Un gouvernement de transition désormais contesté

Le gouvernement de transition est également sous le feu des critiques. Plusieurs commentaires affirment qu’il est arrivé au pouvoir grâce à un mouvement des gangs et le soutien de la communauté internationale, illustrant une collusion alarmante. Un lecteur affirme : «C’est à la faveur du mouvement des gangs que le CPT et le gouvernement de Garry Conille sont arrivés aux affaires.
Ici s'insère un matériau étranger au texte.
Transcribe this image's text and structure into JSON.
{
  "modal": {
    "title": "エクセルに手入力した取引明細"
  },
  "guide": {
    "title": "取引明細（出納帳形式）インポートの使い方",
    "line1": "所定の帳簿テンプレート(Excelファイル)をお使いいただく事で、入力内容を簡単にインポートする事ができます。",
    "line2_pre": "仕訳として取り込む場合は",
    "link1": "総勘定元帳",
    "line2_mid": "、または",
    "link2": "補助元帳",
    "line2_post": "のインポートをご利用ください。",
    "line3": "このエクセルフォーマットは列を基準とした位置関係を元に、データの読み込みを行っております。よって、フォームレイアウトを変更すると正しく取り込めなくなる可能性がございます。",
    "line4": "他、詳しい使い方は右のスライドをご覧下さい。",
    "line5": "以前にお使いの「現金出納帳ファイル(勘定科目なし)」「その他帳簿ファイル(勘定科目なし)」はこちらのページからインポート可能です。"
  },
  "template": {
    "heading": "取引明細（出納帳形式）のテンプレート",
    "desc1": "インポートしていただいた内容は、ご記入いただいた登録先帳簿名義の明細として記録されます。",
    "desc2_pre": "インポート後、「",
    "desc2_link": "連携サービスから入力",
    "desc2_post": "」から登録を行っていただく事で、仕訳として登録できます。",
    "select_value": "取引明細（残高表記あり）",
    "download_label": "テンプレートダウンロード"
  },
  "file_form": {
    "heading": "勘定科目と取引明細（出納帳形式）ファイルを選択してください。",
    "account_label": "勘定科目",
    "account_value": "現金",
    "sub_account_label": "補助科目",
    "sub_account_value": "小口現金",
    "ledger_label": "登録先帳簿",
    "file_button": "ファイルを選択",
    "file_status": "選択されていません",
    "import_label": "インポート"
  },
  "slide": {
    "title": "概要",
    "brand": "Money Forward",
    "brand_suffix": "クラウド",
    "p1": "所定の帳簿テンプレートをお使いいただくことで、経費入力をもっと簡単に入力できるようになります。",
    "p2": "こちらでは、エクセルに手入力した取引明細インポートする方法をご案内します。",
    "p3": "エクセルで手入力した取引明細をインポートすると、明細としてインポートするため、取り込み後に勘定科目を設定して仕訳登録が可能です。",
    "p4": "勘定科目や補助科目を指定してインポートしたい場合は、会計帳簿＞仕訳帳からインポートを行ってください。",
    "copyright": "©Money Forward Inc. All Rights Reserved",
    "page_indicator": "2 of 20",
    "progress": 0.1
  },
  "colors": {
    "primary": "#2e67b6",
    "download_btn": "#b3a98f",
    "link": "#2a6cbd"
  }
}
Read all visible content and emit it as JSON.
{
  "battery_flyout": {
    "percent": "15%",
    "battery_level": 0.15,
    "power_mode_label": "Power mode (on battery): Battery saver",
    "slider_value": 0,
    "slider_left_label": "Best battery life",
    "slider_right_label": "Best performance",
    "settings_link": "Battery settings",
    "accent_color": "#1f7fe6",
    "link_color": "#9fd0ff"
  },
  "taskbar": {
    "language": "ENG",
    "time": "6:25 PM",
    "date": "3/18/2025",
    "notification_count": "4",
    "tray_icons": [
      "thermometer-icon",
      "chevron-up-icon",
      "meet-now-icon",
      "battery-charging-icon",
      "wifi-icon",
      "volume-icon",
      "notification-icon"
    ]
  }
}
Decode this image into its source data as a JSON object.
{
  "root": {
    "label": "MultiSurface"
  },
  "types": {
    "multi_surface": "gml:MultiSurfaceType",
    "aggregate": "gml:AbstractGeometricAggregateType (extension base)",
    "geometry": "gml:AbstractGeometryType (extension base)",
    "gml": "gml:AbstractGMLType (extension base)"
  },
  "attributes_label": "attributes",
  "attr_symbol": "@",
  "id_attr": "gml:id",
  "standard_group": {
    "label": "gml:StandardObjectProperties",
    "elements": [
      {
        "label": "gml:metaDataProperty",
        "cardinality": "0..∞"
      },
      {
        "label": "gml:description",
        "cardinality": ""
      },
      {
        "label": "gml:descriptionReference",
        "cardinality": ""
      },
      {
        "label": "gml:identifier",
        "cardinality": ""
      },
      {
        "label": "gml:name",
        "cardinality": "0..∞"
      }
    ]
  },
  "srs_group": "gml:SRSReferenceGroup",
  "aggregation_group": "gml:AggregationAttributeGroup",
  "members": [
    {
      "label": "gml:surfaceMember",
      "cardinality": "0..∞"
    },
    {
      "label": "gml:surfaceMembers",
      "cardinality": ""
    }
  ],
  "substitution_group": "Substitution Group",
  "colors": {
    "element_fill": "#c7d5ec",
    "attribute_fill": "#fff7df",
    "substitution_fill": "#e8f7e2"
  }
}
Pensez-vous qu’ils allaient les éliminer ?» Cette situation renforce l’idée que le gouvernement n’est pas seulement inefficace, mais qu’il pourrait aussi être complice des forces qui sapent l’État de droit.

Complot et obstruction à la justice

Des théories du complot émergent parmi les lecteurs, suggérant que cette crise est orchestrée pour obstruer des procès cruciaux, tels que celui de «Petrocaribe» ou l’assassinat de l’ancien président Jovenel Moïse. Un commentaire poignant rappelle : «Haïti est victime d’un complot. Le dossier Petrocaribe ainsi que l’assassinat de Jovenel Moïse sont des affaires sensibles. Si la stabilité était rétablie et que la justice fonctionnait normalement, ces dossiers pourraient avancer et de nombreuses personnes risqueraient d’aller en prison». Pour ces lecteurs, les gangs sont les outils de ceux qui ne veulent pas que le pays avance. Ces préoccupations révèlent une profonde méfiance envers l’élite politique et sa motivation.

Un appel à l’action collective

Malgré ce tableau sombre, de nombreux lecteurs appellent à une mobilisation collective. «Il est crucial que la population se réveille comme un seul homme contre les bandits, y compris ceux en cravate», déclare une internaute. Cette résilience et ce désir de changement montrent que, malgré la peur, l’espoir d’un avenir meilleur demeure.

Les commentaires des lecteurs de TripFoumi Enfo mettent en lumière une lutte complexe et désespérée contre l’arrogance des gangs armés en Haïti. La perception d’une connivence entre l’État, le secteur privé et les gangs, combinée à l’inefficacité du système judiciaire et à l’inadéquation des forces de sécurité, nourrit une méfiance généralisée. Néanmoins, la volonté d’agir et de revendiquer la justice témoigne d’une résilience collective, essentielle pour imaginer un avenir libéré de la violence et de l’arbitraire.